"Paradise Papers" : Pierre Moscovici veut une "liste noire des paradis fiscaux" d'ici la fin de l'année

Après les révélations des "Paradise Papers", le commissaire européen aux Affaires économiques et financières, a confié, mardi sur France Inter, avoir réclamé une liste noire des paradis fiscaux aux ministres des Finances des pays de l'UE. 

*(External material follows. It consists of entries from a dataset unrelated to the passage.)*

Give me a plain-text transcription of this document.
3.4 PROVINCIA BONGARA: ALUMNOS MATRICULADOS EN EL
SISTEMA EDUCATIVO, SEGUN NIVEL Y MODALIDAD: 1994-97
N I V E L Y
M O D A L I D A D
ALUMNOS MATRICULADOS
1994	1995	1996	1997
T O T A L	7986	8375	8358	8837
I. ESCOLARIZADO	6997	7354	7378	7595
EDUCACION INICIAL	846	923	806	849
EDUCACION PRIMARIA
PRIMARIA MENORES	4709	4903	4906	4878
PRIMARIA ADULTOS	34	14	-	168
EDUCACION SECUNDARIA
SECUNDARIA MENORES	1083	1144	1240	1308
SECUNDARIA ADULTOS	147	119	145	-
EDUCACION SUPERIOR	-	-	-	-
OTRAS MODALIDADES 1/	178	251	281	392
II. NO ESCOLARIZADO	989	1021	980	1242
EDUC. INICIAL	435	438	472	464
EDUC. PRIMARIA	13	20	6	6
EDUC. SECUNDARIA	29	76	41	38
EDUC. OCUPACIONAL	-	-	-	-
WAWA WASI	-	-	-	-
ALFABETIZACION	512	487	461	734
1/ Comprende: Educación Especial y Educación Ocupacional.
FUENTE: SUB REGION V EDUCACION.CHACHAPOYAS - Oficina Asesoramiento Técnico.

Le commissaire européen aux affaires économiques, Pierre Moscovici, le 12 juillet 2017.
Le commissaire européen aux affaires économiques, Pierre Moscovici, le 12 juillet 2017. (THIERRY CHARLIER / AFP)
avatar
franceinfoRadio France

Mis à jour le
publié le

Invité de France Inter mardi 6 novembre, le commissaire européen aux Affaires économiques et financières, Pierre Moscovici, a assuré que les affaires d'optimisation fiscale révélées par les "Paradise Papers" étaient "un scandale horriblement choquant, et à la fois une bonne et une mauvaise nouvelle". Pierre Moscovici a demandé aux ministres des Finances de l'Union européenne de sortir "d'ici la fin de l'année", la liste noire des paradis fiscaux déjà réclamée après les révélations des "Panama Papers", en 2016. 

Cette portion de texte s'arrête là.